The last few months have completely changed how I think about building software. I started with small experiments in Visual Studio Code using agent mode. At first it felt like a fun way to automate boring tasks, but once I got better at prompting and started writing better playbooks, the output quality jumped fast.
That led me to Cursor. Compared to what I had in VS Code, the AI integration felt smoother and more natural, and my productivity went up. Not by a little, but enough to feel it every day. Then I got hit by the downside: a rogue background agent ignored spending limits and burned over $300 in one night. After that I kept looking.
Next I tried Claude Code. I was skeptical at first because a CLI workflow sounded like a step backward, but the productivity gains were real.
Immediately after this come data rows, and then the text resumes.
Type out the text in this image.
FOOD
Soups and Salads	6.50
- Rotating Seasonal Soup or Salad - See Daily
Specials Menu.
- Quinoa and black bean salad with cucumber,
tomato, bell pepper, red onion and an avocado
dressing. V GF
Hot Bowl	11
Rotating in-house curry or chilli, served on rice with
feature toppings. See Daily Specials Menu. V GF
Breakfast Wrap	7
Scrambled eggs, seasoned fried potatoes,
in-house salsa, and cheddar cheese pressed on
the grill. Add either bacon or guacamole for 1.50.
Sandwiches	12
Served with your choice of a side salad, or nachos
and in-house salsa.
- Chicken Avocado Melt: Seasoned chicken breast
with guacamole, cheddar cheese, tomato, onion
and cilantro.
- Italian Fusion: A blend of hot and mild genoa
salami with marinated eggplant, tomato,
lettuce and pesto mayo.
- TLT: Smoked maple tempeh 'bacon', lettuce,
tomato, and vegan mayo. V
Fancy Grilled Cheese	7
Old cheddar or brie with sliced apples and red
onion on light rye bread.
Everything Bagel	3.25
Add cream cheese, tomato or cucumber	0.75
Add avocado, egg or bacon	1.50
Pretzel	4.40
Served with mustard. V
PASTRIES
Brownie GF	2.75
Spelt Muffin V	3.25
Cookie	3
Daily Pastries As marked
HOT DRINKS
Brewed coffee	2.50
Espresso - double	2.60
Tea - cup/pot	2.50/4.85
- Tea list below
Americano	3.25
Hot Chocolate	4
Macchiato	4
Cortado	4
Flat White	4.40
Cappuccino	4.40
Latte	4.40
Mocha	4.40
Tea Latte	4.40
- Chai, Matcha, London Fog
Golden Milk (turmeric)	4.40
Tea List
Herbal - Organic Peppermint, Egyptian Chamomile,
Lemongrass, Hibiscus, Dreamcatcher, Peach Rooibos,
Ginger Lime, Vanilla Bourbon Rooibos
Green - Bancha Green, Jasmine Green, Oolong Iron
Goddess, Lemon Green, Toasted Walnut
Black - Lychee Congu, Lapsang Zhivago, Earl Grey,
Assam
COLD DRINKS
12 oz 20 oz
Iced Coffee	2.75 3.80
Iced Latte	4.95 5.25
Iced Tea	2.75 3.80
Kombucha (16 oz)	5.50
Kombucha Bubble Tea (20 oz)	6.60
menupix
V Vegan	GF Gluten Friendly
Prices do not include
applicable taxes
Moving from Cursor to Claude felt like a big jump, not a small upgrade.
At work, we had an old ETL pipeline everyone hated: overengineered, hard to maintain, and full of friction. I rewrote it from scratch one evening and had around 12,000 lines of clean Python with close to full test coverage in about three hours. The same weekend I picked up a startup idea from a friend and built a working SaaS prototype in about ten hours with around 15,000 lines of React and TypeScript. The speed was one thing, but the quality was what surprised me most.
I went from AI skeptic, to cautious user, to fully convinced. We are in a different era now. In many cases it is faster and cheaper to rebuild than to keep patching legacy code forever. That changes how we should write software: less code written to impress other developers, more code written so both humans and AI can understand and extend it safely.
For me the biggest shift is simple: clarity matters more than cleverness. The game already changed, and this is still just the beginning.